Doylestown Airport is a public airport in Buckingham Township, Bucks County, Pennsylvania, owned by the Bucks County Airport Authority (BCAA). It is two nautical miles north of Doylestown, Pennsylvania and has a single fixed-base operator, Leading Edge Aviation, Civil Air Patrol squadron 907, flight training, and aircraft rentals.

== History ==
The airport was founded in May 1942 as a dual use airport and farm. Between 1957 and 1960, the airport was converted from a pig farm that was owned and managed by John Van Sant, a popular aviator in Pennsylvania and founder of the Van Sant Airport. John Van Sant led the development of Vansant airport after the Bucks County Airport Authority purchase of Doylestown Airport in 1962. The airport has been continually managed by the Bucks County Airport Authority (BCAA).

==Facilities==
Doylestown Airport covers 200 acre at an elevation of 394 feet (120 m) above mean sea level. Its one runway, 5/23, is asphalt 3,002 by 60 feet (916 x 18 m).
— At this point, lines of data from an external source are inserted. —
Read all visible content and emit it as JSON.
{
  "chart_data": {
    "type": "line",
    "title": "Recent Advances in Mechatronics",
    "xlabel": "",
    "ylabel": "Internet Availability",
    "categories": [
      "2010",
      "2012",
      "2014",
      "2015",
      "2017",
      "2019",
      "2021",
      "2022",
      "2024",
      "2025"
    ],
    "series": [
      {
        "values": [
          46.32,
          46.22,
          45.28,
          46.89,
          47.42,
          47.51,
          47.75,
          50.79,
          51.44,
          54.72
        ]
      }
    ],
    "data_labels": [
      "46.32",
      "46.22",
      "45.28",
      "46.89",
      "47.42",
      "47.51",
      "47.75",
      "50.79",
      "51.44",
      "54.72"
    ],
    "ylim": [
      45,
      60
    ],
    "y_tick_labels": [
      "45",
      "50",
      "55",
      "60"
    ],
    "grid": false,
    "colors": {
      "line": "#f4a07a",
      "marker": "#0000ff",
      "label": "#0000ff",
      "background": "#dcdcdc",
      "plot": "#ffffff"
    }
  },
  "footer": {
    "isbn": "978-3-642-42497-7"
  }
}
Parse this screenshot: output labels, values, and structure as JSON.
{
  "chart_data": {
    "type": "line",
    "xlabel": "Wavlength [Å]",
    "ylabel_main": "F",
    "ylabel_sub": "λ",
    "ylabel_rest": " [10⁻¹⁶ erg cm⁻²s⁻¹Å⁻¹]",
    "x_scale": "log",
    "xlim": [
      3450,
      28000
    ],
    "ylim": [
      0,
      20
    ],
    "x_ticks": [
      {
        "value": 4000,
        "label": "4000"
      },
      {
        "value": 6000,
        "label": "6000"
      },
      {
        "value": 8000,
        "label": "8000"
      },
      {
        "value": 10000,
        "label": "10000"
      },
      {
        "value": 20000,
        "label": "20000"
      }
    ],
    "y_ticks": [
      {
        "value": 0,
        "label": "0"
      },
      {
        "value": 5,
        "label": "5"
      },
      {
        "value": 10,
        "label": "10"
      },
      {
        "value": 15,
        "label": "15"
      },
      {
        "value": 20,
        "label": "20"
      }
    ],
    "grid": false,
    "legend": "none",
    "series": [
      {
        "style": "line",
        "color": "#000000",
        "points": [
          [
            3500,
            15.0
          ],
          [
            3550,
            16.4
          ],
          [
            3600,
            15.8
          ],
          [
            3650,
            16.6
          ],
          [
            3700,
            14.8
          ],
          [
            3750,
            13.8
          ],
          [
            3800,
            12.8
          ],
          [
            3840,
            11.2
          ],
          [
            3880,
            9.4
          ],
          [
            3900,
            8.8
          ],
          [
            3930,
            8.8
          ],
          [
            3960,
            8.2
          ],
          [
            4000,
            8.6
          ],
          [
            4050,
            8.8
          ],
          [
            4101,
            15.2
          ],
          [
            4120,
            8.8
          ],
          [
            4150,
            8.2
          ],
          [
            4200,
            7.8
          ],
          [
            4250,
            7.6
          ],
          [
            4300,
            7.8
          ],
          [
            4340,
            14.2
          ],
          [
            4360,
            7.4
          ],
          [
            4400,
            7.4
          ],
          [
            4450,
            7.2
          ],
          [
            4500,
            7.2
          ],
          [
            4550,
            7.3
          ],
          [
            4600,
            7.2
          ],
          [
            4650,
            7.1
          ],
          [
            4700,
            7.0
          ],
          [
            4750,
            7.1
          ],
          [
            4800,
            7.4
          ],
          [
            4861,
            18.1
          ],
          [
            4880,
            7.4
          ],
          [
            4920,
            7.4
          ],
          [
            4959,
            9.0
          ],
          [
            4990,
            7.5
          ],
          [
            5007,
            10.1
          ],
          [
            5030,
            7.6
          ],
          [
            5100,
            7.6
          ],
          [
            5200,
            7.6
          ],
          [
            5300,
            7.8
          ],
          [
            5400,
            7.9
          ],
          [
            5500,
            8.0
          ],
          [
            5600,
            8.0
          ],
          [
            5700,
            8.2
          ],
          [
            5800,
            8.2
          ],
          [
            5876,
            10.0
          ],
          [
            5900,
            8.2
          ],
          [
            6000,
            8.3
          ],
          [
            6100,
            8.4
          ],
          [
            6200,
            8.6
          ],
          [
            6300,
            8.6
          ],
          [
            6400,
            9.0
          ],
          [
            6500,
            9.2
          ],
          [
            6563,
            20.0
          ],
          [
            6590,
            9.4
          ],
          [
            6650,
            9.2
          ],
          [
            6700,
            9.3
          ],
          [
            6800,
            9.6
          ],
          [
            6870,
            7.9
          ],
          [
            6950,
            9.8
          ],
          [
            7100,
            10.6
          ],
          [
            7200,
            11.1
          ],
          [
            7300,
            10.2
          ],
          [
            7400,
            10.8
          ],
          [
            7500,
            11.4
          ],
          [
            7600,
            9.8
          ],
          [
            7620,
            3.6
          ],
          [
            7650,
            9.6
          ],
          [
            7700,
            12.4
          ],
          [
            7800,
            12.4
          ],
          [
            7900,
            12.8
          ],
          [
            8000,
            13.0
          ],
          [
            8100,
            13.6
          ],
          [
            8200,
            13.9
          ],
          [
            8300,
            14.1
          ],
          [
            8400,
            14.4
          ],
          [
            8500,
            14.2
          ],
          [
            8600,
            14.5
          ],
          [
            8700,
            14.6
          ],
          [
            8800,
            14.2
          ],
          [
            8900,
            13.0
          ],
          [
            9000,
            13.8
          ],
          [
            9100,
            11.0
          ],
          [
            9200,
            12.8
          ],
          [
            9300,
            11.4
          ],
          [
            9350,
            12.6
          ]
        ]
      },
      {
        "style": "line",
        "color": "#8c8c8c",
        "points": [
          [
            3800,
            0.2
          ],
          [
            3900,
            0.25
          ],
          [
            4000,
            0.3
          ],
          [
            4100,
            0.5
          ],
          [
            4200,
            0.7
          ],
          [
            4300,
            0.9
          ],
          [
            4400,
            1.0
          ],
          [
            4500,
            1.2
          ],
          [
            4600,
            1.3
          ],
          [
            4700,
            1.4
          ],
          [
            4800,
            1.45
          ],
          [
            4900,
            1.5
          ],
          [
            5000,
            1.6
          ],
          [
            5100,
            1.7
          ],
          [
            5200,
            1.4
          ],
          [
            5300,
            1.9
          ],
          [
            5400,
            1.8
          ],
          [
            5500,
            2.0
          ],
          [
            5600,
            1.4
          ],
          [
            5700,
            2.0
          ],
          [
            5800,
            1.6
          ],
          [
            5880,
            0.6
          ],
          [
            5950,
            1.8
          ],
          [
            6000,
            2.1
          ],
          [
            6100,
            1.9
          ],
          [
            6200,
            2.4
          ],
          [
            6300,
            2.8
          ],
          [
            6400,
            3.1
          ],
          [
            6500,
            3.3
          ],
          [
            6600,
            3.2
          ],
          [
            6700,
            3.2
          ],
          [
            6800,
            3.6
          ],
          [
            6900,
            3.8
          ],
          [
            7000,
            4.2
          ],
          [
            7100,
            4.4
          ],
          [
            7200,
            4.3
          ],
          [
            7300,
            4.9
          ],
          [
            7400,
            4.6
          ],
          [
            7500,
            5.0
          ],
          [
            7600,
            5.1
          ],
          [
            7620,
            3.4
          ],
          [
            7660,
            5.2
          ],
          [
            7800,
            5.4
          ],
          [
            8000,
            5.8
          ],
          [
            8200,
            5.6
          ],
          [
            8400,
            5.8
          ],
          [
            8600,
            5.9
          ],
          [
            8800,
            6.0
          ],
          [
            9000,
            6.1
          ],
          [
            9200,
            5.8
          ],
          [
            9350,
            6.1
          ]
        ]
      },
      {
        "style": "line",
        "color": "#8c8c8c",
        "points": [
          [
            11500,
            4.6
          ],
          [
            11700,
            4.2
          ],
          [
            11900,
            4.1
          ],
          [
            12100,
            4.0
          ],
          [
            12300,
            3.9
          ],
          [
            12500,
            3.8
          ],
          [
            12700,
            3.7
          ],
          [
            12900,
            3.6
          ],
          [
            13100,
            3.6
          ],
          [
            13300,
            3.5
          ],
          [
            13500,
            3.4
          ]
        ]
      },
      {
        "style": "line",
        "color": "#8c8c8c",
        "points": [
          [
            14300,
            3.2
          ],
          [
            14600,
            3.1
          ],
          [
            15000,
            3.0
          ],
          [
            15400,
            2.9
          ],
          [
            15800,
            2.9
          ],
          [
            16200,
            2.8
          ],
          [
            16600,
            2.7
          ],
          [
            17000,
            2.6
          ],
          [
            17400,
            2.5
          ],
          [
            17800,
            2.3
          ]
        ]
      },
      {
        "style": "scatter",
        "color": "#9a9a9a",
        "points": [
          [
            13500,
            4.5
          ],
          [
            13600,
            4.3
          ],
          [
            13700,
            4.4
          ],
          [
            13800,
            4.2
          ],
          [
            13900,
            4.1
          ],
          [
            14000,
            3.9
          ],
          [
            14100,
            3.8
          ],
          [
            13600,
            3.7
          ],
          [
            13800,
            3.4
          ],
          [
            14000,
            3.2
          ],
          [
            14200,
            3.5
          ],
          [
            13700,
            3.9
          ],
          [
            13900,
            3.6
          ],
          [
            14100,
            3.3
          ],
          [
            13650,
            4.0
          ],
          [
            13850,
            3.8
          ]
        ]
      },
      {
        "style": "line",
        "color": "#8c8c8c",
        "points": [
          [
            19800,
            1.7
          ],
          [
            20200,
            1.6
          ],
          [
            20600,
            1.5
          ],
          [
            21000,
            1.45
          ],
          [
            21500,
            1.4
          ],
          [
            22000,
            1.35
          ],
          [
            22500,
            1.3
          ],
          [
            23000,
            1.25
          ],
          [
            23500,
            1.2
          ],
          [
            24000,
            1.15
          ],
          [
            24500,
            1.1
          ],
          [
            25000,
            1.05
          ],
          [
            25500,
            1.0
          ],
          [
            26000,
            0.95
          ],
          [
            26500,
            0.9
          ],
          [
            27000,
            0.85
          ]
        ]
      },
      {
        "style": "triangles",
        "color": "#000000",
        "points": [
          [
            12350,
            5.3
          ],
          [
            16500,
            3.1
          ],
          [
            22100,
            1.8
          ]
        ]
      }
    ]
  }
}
As of 27 January 2022, the airport had an average of 72,635 aircraft operations per year, 119 per day: 69% local general aviation, 24% transient general aviation, 7% air taxi and <1% military. 136 aircraft are based at the airport: 122 single-engine, 11 multi-engine, 2 helicopter, and 1 glider.

== Expansion proposals ==

In 2017, commissioners voted unanimously in favor to secure a $660,000 loan to the Bucks County Airport Authority. The airport will be borrowing funs to purchase property adjacent to the airport in Buckingham, containing wooded land and a barn. A chairman stated the county is looking to add a terminal and additional parking in this space.